The euro edged higher against the US dollar on Monday, regaining ground above the mid-1.1300s as traders reacted to key technical support holding on the charts. The recovery follows a period of consolidation, with the 200-period simple moving average (SMA) on the four-hour chart emerging as a critical support zone.
After briefly dipping last week, EUR/USD bounced back, helped by a combination of softer US dollar momentum and investor confidence in a stabilizing eurozone economy. The pair’s ability to stay above the 1.1340–1.1350 region was seen as a positive technical signal, calming concerns about further downside in the near term.

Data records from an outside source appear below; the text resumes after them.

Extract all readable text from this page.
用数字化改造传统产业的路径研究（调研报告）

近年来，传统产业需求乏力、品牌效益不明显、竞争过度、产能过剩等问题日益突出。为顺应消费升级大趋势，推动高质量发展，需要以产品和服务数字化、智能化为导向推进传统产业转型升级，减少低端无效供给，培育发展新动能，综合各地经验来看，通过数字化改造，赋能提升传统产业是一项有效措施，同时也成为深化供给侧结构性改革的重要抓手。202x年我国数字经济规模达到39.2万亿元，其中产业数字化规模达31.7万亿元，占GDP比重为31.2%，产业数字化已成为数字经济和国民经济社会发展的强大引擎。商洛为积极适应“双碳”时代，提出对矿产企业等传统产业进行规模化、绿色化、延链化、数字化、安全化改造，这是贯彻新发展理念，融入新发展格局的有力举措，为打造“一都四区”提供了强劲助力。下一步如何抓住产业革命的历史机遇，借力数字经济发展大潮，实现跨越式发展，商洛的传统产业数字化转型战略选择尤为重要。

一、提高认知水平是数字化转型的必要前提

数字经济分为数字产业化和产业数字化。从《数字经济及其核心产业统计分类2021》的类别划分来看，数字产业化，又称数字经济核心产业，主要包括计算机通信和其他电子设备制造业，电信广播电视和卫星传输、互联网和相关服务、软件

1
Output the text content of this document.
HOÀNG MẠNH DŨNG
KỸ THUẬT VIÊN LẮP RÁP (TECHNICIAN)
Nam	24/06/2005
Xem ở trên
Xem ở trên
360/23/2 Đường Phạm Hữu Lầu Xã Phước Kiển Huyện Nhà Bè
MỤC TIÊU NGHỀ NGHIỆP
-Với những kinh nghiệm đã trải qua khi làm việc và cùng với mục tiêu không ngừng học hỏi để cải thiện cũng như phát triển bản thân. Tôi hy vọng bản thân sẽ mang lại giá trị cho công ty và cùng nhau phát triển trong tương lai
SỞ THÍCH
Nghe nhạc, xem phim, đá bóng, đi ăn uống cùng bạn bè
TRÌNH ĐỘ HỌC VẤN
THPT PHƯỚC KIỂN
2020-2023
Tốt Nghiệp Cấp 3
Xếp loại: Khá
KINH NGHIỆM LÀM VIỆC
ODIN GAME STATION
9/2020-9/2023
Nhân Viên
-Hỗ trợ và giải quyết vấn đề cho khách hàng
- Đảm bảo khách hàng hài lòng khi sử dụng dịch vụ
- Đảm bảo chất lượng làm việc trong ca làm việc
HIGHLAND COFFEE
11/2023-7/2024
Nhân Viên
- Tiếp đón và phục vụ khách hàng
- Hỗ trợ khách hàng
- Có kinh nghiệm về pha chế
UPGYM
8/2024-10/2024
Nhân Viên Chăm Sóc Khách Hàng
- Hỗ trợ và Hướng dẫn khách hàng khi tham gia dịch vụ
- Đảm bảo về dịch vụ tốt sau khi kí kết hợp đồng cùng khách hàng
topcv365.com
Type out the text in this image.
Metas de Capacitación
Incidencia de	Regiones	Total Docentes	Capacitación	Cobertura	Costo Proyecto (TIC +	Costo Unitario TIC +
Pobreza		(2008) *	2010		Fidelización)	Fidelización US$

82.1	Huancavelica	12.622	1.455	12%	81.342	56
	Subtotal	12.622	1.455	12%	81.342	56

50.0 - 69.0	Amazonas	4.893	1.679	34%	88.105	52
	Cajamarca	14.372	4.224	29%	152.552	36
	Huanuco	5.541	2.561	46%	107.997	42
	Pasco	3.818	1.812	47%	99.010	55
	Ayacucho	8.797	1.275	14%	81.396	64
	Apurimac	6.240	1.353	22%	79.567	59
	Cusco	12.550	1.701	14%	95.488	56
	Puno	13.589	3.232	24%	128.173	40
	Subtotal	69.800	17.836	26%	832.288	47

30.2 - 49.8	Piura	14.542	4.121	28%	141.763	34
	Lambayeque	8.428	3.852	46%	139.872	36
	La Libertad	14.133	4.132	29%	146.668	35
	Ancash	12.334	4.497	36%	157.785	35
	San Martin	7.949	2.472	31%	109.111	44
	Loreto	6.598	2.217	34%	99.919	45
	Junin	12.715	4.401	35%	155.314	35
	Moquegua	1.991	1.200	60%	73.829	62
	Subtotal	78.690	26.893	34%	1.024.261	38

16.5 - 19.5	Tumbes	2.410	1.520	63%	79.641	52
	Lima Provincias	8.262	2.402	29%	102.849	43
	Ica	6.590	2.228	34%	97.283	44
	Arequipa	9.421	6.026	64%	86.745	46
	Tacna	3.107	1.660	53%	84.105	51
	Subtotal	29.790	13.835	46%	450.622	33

EUR/USD 1-D Chart as of May 5th, 2025 (Source: TradingView)
Market participants are now closely watching for confirmation that the euro can sustain gains above this level. “The 200-period SMA on the H4 chart is acting like a floor for the pair,” said one strategist. “As long as that holds, buyers remain in control—at least for now.”
The US dollar, meanwhile, continues to face headwinds from mixed economic data and shifting Federal Reserve expectations. With inflation appearing to cool slightly, investors are cautious about the Fed’s next move, which has left the greenback on uneven footing in recent sessions.
On the European side, recent PMI data and consumer sentiment readings have been more stable, giving the euro modest support. While the European Central Bank remains cautious, any sustained improvement in economic conditions could bolster the single currency further in the coming weeks.
For now, EUR/USD looks supported above the mid-1.1300s, with traders watching technical levels and upcoming US inflation data for the next catalyst. A clear break above recent highs could pave the way for a stronger move, but much will depend on broader macro signals.